One thing I've noticed the past few days is that I am very forgetful. In mid sentence or thought, my mind draws a blank. I forget what I'm doing, what I'm looking for. Last night I started to pack Matthews lunch for his summer program today. I usually finish packing his lunch in the mornings and I felt a sense of panic come over me because I was afraid I would forget his lunch tomorrow. I remember when my dad died seven years ago, I went through something similar. I would forget things a lot and lose my train of thought. I became an obsessive list maker. I think that is where I'm heading again. At one time shortly after my dad passed away, I told Chris I felt like something in my brain had disconnected or come loose. That sounds crazy, I know, but I don't know a better way to describe it. I feel sorry for Matthew having to deal with everything, especially my absent mindedness and emotional roller coaster ride right now. He is such a great kid.
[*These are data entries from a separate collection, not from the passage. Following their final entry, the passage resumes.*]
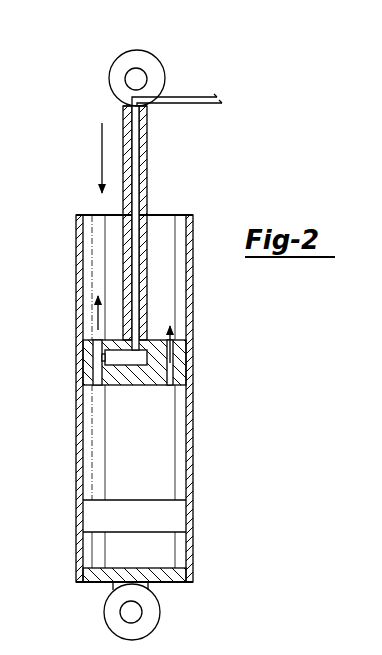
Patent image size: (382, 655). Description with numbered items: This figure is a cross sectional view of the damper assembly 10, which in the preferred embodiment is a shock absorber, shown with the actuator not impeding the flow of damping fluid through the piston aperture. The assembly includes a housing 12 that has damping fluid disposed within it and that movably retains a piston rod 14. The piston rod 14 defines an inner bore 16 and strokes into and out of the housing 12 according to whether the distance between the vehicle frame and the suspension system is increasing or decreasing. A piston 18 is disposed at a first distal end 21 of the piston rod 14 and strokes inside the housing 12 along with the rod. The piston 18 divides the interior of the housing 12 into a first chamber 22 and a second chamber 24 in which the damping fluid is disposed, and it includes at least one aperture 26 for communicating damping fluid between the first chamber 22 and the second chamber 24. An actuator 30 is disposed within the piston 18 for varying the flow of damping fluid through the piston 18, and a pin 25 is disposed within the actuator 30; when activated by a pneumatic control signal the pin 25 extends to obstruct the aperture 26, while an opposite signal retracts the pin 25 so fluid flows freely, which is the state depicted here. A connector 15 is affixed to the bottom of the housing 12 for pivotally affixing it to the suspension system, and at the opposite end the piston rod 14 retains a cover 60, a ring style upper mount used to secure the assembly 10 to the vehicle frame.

The damper assembly 10 is at (176, 339).
The housing 12 is at (193, 303).
The piston rod 14 is at (138, 222).
The connector 15 is at (142, 634).
The inner bore 16 is at (137, 205).
The piston 18 is at (123, 377).
The first distal end 21 is at (120, 338).
The first chamber 22 is at (112, 260).
The second chamber 24 is at (162, 482).
The pin 25 is at (103, 357).
The aperture 26 is at (100, 377).
The actuator 30 is at (140, 366).
The cover 60 is at (157, 80).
Another random thought for this post. At the memorial service we had pictures of Jonathan out and a photo album that a dear friend put together for us. I was thinking how these are the only photos I will ever have of him. There will be no trips to Portrait Innovations involving multiple outfit changes and lots of crying and fussing. The pictures I have are beautiful, but they are of a child who never even took his first breath in this fallen world. Really, that is a blessing. All he has ever known and ever will know is Heaven. How awesome is that! Back to my original thought: I won't be carrying wallet size photos around of him to show off. Nobody wants to hear you say, "Would you like to see a picture of my dead baby?" A blessing and a disappointment at the same time. I am trying to see the good, the blessings, through all this.
I am looking for comfort in Him, in His word, through the blinding pain. I am praying God will use me, use Jonathan, to bring Glory to Him. What does God want me to do with this? How can I serve Him through this? How can I help others when I feel like I can barely help myself right now? Lord, give me the answers. Show me Your way. Through this, I will praise You.